2012 was a very busy wildfire season. The Federal government and some states exhausted their funds set aside for suppressing fires. The number of acres burned, 9,093,431 as of November 22, 2012, was the third highest since national wildfire statistics have been kept beginning in 1960. Remaining at the number one and two spots are 2006 with 9.9 million, and 2007 with 9.3 million.
You may not be able to say that a specific home run hit by Barry Bonds was caused by performance enhancing drugs, but the record he set in 2001 for the most home runs in a season is probably related to the steroids. While you can’t assume that a specific large fire was caused by global warming or a reduction in the number of ground and air firefighting resources available, when a trend is observed over a period of years it becomes more statistically significant and worthy of study.
Six of the last nine years had more burned acres than in any year between 1960 and 2003.

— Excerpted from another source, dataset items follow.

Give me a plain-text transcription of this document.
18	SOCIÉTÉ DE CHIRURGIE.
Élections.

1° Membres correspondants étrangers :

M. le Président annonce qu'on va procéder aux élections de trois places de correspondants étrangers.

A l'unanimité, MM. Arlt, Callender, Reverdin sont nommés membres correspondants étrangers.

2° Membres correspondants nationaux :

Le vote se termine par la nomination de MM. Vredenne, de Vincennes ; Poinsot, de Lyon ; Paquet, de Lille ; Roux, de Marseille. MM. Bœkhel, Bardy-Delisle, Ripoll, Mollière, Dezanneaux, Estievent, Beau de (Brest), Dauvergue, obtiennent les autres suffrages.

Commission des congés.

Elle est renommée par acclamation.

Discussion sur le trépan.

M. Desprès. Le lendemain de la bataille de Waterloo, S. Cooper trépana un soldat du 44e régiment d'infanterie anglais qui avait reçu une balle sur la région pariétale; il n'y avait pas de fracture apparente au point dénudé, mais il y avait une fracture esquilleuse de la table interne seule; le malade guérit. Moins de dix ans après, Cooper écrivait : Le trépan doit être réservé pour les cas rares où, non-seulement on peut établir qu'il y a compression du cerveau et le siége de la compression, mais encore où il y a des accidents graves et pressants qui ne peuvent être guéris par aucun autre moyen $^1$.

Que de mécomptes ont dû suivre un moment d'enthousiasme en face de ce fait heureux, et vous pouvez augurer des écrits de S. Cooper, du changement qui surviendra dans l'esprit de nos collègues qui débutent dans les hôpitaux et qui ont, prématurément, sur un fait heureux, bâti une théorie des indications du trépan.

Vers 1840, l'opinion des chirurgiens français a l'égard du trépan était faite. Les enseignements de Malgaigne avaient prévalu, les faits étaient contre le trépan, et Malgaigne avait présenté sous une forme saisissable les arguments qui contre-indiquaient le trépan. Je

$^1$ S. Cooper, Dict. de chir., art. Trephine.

We constructed the charts below from statistics provided by the National Interagency Fire Center and the Alaska Division of Forestry, through November 22, 2012. While the numbers above include stats for the state of Alaska, the figures below do not include that state because fire management in Alaska is an entirely different animal. Some fires there are not suppressed at all, and many of them are only managed in a limited fashion. The number of acres burned in Alaska can vary widely, for example from 43,965 in 1995 to 6,645,978 in 2004. If you are going to analyze trends, we determined it is best to separate Alaska from the lower 49 states. While stats for the entire United States go back to 1960, it appears that the numbers prior to 1986 are suspect, perhaps as a result of a change in 1982 in the way the statistics were collected. We were able to find numbers for Alaska going back to 1990.

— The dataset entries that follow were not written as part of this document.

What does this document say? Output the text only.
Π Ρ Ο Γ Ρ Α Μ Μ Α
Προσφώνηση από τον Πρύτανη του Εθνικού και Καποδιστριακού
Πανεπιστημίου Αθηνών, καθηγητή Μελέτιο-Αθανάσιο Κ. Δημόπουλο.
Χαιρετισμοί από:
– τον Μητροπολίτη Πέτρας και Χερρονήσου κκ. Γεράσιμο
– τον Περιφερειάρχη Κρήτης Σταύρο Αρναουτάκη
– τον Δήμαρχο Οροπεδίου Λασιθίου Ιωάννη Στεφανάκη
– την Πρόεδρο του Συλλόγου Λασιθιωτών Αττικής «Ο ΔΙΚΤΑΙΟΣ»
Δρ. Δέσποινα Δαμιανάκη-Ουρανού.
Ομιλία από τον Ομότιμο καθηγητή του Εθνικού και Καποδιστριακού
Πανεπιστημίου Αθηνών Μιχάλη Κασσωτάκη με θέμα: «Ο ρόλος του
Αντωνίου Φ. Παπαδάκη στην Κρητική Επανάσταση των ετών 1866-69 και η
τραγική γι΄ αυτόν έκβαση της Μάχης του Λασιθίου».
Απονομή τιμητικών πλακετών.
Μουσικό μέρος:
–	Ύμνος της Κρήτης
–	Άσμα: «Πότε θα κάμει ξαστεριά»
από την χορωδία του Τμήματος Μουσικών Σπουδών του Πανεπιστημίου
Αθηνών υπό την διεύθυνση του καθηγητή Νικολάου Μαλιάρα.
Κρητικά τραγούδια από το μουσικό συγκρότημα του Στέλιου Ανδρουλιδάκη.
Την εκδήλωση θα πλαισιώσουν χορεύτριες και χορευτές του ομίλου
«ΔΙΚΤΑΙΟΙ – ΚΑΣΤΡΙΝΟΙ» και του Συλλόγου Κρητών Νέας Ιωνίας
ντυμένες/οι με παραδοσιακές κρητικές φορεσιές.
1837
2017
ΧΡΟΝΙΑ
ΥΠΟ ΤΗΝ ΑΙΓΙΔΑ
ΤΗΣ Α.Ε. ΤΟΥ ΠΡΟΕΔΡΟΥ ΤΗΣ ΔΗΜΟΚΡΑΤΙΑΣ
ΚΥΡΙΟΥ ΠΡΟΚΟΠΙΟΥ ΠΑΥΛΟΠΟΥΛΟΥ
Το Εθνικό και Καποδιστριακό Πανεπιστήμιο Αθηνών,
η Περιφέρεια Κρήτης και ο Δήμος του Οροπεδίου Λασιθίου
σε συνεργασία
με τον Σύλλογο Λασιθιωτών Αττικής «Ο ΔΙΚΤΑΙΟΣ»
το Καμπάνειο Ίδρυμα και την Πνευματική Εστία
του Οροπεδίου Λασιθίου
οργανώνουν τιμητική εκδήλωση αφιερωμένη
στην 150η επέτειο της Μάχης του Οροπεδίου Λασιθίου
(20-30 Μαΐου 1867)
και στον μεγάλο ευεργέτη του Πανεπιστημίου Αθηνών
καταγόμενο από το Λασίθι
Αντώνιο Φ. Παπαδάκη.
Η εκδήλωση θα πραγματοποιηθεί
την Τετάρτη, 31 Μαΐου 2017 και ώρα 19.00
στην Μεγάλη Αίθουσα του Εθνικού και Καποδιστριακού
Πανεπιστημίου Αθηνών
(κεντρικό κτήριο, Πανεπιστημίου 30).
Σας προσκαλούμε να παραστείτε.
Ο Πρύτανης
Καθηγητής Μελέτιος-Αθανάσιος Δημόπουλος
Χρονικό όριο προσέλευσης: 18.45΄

The average size of fires can tell you more than the raw number of fires or acres, because it can reflect changes in climate, or how the fires were managed or suppressed, such as the number of firefighters available, budget cuts or increases, or changes in the number of air tankers available (from 44 in early 2002 to 9 in 2012).
The number of wildfires has been decreasing, while the average size has been increasing rapidly.
We set another record in 2012 for the average size of a wildfire in the lower 49 states. In fact the previous record set only last year of 114 acres per fire was completely blown away by 48 percent, increasing to 165 acres per fire in 2012.
The bottom line
Whatever the reason is for having larger fires and burning more acres, the wildfire suppression paradigm we have been using for the last decade has become obsolete and we need to try something different. The declining budgets we have been seeing over the last several years are obviously not the answer. Neither is attempting to fight fires “on the cheap”.